Saturday, February 17, 2007

Two-fisted Science!

OK, to tide people over while I try and finish Why Darwin Matters and deliver that promised double-review, here's a little something.

I attended first aid training at work this past week, and the instructor showed us a video on hypothermia, featuring Gordon Giesbrecht, a professor at the University of Manitoba who is one of the leading experts on the topic. Mainly because, he experiments on himself! In this video we watched him ski into an icy lake to demonstrate the effects of hypothermia on the human body. What balls! Then he did it again, only this time on a snowmobile.

This reminded me of some of the scientific pioneers of past century, people with the courage and resolve to pursue their science with passion, heedless of danger.

First, there was Auguste Piccard, Swiss physicist, explorer and inventor. In the 1930s, Piccard developed an interest in ballooning, and built a series of pressurized gondolas that allowed him to explore the stratosphere. He set several altitude records, then retired from ballooning--to pursue deep-sea diving! Adopting several of the principles used in building his balloon gondolas to submersibles, he set several deep sea diving records as well, notably in the Bathyscaphe Trieste. He sold the Trieste to the US Navy , and soon afterwards his son Jacques and a Navy officer set the record for deepest dive, 10,900 m in the Challenger Depth, the deepest part of the ocean. No vessel has matched or beat this record, and nothing currently exists that could.

Piccard's whole family were scientist-adventurers: his twin brother Jean Felix was an organic chemist and balloonist, and Jean Felix's wife Jeannette was the first woman to hold a balloonist's licence, set altitude records for a woman that held for three decades, and was one of the first 11 women to be ordained Episcopalian priests. Auguste Piccard is believed to have been the inspiration for Professor Cuthbert Calculus/Professeur Tryphon Tournesol from The Adventures of Tintin and August and Jean Felix were believed to be a big inspiration to Gene Roddenberry for the character of Jean-Luc Picard from Star Trek: The Next Generation.

Next, Hiram Bingham III, a pilot and archaeologist who was probably the inspiration for Indiana Jones. The son and grandson of missionaries to Hawaii, Bingham also served as a US Congressman and Senator and was the shortest serving Governor in Connecticut history (one day). His most noteworthy act, however, was discovering the lost Inca city of Machu Picchu centuries after the European colonization of Peru.

His son Hiram Bingham IV, a diplomat during World War II, was later discovered to have helped many authors, artists and scholars escape German-occupied France, and protected Jews during this time, also arranged forged documents for those trying to make their way through Europe to a place of safety during the Holocaust.

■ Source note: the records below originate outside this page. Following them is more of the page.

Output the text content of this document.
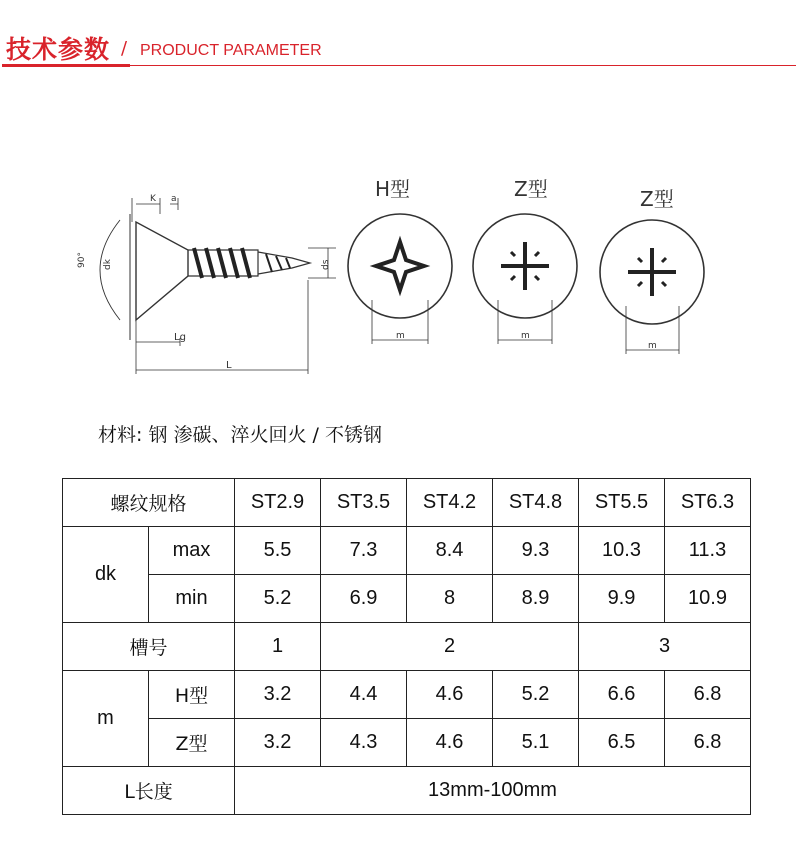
技术参数 / PRODUCT PARAMETER
K a
90° dk	ds
Lg
L
m	m
m
H型	Z型	Z型
材料: 钢 渗碳、淬火回火 / 不锈钢
螺纹规格		ST2.9	ST3.5	ST4.2	ST4.8	ST5.5	ST6.3
dk	max	5.5	7.3	8.4	9.3	10.3	11.3
	min	5.2	6.9	8	8.9	9.9	10.9
槽号		1	2			3	
m	H型	3.2	4.4	4.6	5.2	6.6	6.8
	Z型	3.2	4.3	4.6	5.1	6.5	6.8
L长度		13mm-100mm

Story Musgrave is a man with considerable credentials and is perhaps the most experienced astronaut ever to fly into space. Musgrave served as a pilot and electrical technician in the US Marine Corps, and was later tapped by NASA to become an astronaut. He became NASA's most experience astronaut, having flown more shuttle missions than anyone else, and is the only astronaut to have flown on all five shuttles. Believe me, this is a very condensed version of Musgrave's storied (ahem) career.

And while doing all this, he found the time to earn six degrees, including:

  • Bachelor of Science in mathematics and statistics (Syracuse University 1958)

  • MBA in operations analysis and computer programming (UCLA 1959)

  • BA in chemistry (Marietta College 1960)

  • MD (Columbia University 1964)

  • Masters of Science in physiology and biophysics (University of Kentucky 1966)

  • MA in literature (University of Houston 1987)

The last one seems out of place, eh? Musgrave claims he got a lit degree so he could properly express what space is like in literary language. This guy is just awesome.

Dian Fossey, of Gorillas in the Mist, spent years in Rwanda studying gorillas as one of "Leakey's Angels". The paleontologist Louis Leakey sent three female researchers to study primates in their native habitats: Jane Goodall studied chimpanzees; Fossey, gorillas; and Biruté Galdikas, the orangutans.

Fossey gained the trust of the animals and gained worldwide celebrity when her picture was featured on the cover of National Geographic magazine. She fought tirelessly against the extinction of the gorillas, and opposed poachers and zoos with equal vengeance. She even fought the notion of tourists visiting the gorillas in the habitat. It is believed that her brutal murder was motivated by elements of the Rwandan government who wanted to use the gorillas to attract tourists.

Her story was turned into the Oscar-nominated film Gorillas in the Mist, starring one of my favourite actresses, Sigourney Weaver as Fossey.

Speaking of Leakey, he is known for having said: "Nothing I've ever found has contradicted the Bible. It's people with their finite minds who misread the Bible."

Which should hopefully segue us into Darwin yet again.